La « léghisation » de l’Italie à l’oeuvre en Sardaigne

La Lega de Matteo Salvini est devenue en quelques mois la force politique principale en Italie. Depuis la constitution du gouvernement de Giuseppe Conte, partagé entre le Mouvement 5 Stelle, vainqueur de l’élection du 3 mars 2018 avec 32,7% des voix, et la Lega arrivée assez loin derrière par elle-même (17,35% des voix), mais chef de file de la coalition de la droite italienne, le rapport de forces s’est inversé dans les sondages et le leader des 5 Stelle, Luiggi Di Maio, est désormais relégué au second plan derrière Matteo Salvini En Sardaigne, le vieux parti sardiste PS d’Az a cédé aux sirènes léghistes. Suspendu pour un an par l’ALE en mai 2018, la question de son maintien au sein de l’ALE sera tranchée en mars prochain lors de l’AG de Bruxelles.

 

La ligne de l’alliance avec la Lega a d’abord été présentée par son leader Cristiano Solinas, comme un simple moyen tactique d’obtenir un parlementaire dans un jeu électoral italien totalement verrouillé pour les forces extra-parlementaires. Cristiano Solinas a ainsi été élu sénateur sur la liste de Matteo Salvini.
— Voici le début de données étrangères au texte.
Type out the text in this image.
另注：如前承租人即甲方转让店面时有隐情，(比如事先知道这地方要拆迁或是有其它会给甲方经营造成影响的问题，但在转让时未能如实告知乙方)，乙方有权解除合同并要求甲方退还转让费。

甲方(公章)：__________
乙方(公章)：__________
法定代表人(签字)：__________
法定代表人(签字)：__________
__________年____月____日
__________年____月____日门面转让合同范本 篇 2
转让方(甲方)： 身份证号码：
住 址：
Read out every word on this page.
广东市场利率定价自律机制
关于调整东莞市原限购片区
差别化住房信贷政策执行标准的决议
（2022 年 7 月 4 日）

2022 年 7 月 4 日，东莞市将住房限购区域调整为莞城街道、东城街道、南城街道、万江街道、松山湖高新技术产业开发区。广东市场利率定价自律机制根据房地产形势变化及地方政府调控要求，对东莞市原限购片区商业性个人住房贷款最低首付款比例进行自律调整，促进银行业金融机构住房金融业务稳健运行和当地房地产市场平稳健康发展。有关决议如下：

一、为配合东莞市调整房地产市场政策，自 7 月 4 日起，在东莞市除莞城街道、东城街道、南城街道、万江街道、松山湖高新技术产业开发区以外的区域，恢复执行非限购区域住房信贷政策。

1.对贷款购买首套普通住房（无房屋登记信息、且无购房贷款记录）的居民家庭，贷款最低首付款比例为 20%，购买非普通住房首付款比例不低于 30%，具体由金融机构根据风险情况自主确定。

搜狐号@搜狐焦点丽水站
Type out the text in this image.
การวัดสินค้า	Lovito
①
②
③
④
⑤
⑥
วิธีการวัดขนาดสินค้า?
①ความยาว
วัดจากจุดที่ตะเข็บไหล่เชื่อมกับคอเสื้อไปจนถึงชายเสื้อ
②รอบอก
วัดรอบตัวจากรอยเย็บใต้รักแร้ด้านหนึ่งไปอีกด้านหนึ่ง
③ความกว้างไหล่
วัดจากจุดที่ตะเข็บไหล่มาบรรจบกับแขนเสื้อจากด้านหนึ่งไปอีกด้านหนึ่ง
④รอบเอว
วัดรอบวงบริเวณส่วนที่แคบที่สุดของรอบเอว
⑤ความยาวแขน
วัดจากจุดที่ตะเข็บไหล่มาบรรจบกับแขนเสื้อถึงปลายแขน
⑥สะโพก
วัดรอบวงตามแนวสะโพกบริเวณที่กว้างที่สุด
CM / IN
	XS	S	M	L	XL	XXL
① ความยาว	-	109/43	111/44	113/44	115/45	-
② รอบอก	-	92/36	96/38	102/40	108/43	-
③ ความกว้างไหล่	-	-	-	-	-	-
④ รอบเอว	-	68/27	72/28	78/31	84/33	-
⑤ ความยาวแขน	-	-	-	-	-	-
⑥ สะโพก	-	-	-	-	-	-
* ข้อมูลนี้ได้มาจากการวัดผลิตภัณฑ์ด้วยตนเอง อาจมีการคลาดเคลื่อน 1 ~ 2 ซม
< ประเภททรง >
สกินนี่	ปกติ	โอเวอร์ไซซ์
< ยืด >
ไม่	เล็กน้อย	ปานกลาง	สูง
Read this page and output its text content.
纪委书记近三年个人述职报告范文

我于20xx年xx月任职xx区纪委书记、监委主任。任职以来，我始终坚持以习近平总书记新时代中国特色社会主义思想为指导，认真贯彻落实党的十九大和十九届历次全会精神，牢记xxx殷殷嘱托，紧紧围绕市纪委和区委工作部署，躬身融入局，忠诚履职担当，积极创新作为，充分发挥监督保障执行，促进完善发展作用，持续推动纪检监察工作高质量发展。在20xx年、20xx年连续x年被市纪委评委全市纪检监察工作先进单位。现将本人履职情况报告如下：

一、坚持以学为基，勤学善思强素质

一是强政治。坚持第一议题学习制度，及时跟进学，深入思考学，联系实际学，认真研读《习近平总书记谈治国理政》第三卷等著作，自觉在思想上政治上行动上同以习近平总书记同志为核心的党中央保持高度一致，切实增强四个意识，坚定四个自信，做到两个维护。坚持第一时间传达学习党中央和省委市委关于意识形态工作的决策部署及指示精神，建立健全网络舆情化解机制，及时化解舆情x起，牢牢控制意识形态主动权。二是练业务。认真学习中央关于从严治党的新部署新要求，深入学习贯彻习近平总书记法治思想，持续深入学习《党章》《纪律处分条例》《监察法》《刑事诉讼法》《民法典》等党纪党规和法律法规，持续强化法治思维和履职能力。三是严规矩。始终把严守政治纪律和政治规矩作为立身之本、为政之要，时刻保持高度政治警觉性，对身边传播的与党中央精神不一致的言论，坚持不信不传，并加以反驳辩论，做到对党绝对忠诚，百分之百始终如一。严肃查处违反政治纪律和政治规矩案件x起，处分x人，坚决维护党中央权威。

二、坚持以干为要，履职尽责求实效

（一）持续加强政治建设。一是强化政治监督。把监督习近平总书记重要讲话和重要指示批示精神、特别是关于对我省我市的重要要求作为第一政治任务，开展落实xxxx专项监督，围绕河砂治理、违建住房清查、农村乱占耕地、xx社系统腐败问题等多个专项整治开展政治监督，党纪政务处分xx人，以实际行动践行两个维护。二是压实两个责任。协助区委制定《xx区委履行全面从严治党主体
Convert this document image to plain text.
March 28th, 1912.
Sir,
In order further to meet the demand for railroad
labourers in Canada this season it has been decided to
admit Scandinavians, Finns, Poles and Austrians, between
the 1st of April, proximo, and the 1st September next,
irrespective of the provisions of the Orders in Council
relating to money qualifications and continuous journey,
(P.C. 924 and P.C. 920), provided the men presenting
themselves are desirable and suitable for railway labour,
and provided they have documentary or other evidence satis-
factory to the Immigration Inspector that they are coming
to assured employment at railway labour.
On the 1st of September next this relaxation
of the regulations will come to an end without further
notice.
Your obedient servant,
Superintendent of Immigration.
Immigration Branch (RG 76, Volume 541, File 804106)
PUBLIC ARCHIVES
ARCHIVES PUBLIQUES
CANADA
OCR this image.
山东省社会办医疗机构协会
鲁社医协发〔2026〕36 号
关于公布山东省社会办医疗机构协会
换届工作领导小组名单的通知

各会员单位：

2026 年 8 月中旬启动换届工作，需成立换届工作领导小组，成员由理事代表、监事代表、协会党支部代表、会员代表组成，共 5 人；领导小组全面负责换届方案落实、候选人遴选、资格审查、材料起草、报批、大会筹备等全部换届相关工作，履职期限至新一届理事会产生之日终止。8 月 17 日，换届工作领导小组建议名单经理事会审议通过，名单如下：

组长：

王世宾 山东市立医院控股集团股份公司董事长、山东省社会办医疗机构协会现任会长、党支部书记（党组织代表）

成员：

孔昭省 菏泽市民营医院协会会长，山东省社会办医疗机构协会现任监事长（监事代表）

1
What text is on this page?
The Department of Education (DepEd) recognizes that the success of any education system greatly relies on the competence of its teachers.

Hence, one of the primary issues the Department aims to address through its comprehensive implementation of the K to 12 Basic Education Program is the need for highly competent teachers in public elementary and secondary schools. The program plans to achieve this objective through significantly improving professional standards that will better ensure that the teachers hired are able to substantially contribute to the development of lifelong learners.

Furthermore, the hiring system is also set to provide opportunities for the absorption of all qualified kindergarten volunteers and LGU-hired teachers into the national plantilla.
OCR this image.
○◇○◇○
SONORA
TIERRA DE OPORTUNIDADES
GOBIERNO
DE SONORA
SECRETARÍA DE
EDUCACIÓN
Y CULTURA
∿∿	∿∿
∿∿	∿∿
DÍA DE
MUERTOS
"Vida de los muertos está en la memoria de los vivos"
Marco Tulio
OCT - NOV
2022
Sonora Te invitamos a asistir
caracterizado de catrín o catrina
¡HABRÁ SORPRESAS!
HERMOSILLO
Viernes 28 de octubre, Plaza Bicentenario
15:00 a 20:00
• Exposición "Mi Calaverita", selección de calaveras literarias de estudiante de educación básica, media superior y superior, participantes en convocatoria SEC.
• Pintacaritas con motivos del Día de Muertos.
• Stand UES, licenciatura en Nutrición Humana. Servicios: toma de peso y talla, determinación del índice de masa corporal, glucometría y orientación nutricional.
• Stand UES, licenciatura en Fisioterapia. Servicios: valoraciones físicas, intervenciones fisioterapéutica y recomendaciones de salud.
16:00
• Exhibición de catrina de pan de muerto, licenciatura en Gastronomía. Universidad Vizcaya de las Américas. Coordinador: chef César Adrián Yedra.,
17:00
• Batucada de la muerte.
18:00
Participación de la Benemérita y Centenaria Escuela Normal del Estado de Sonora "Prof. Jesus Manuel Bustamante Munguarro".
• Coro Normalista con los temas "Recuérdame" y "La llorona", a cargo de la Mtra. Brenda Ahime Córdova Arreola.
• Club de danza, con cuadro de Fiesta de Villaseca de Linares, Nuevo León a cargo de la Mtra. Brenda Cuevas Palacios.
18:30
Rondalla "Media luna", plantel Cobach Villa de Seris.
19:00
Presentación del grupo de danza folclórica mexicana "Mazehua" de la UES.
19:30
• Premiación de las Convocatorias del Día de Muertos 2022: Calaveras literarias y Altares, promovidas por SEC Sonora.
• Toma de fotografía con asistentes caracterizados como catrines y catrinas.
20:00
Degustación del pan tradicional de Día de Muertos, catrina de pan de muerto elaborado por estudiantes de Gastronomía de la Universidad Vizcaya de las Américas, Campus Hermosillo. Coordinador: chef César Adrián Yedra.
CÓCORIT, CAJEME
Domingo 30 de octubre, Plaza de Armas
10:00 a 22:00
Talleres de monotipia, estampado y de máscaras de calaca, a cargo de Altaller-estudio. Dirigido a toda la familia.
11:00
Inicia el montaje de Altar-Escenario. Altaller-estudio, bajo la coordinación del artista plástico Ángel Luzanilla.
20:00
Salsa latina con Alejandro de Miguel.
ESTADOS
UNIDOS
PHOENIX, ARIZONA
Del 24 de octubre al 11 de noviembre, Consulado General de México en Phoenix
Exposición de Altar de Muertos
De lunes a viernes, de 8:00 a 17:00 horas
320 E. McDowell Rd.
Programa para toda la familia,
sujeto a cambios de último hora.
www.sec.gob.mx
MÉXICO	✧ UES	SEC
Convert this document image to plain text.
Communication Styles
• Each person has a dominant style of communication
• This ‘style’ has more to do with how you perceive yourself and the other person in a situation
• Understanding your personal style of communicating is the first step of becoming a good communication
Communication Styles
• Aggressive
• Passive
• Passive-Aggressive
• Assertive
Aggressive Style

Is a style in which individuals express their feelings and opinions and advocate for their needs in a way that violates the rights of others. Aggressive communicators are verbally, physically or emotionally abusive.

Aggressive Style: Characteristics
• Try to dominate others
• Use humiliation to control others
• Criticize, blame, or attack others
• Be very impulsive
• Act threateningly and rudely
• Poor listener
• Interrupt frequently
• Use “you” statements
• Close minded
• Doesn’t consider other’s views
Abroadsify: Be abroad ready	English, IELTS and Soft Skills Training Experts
Il devait siéger comme non inscrit et s’écarter ensuite de cette alliance. Il n’en a rien été, et, depuis ces élections qui ont bouleversé le paysage politique de l’Italie, le Partito Sardo d’Azione, objet d’une cour assidue de Matteo Salvini, a semble-t-il définitivement basculé dans le giron de l’extrême droite italienne.

Lors de son Congrès du 23 novembre 2018, Matteo Salvini s’est exprimé en direct depuis la tribune présidée par Cristiano Solinas, tandis que de nombreux cadres historiques du mouvement ont claqué la porte et fondé « Sardi Lìberi ». Pour le Partito Sardo d’Azione les choix apparaissent irréversibles, et l’ALE devra en prendre acte.

Mais la Sardaigne n’est pas le seul endroit d’Italie où les sirènes électorales de la Lega font vaciller les choses. Ainsi au Vald’Aoste où, quand l’alliance Lega-5 Stelle a été nouée contre toute attente à Rome, les mêmes ont cherché à agréger une majorité régionale dans la Vallée d’Aoste avec le concours des autonomistes valdotains de ALPE. Mais cette alliance s’est rapidement défaite et ALPE, un temps suspendu de l’ALE comme l’avait été PS d’Az, a été réintégré aussitôt après leur démission de cette coalition qui a ainsi été écartée de la Présidence de la Région.

Ces secousses internes à l’ALE sont significatives d’une fracture politique profonde en Italie en général. Des élections régionales ont eu lieu ce week-end dans les Abruzze qui ont confirmé la Lega comme premier parti en Italie, tandis  que la fracture avec l’Europe est de plus en plus marquée.

L’Europe paie là la courte vue qui a été la sienne durant les années de la crise migratoire. Au lieu de se porter au devant des besoins de l’Italie où l’immigration explosait en raison de sa position géographique, elle a fermé les yeux, les subsides et les frontières, et provoqué ainsi une profonde colère dans une population pourtant remarquable d’hospitalité, grâce à une société civile très active et très ouverte, catholique et laïque.

Ce déni de solidarité européenne a porté la Lega aux avant-postes. Une accalmie est observée depuis en matière de vagues migratoires, pour des raisons totalement étrangères à la politique italienne : conflits syriens et iraquiens s’achevant progressivement, accord de paix entre l’Ethiopie et l’Erythrée notamment.

Mieux Matteo Salvini a profité à plein des réseaux discrètement tissés en Libye par son prédécesseur pour obtenir, comme l’a obtenu Angela Merkel en Turquie, une politique de frein au transit des immigrés en Libye.

Tout cela a concouru pour donner en Italie une baisse importante de la pression migratoire que la plupart attribuent aux effets de tribune de leur Ministre de l’Intérieur Matteo Salvini.

À n’en pas douter la Ligue reviendra en force au Parlement Européen où elle siège dans le même groupe que Marine Le Pen avec l’ensemble de l’extrême droite européenne. Il est important pour tous nos mouvements que la clarification avec le PS d’Az ait lieu avant l’installation du nouveau Parlement Européen.

L’Assemblée Générale du mois prochain à Bruxelles en sera l’occasion.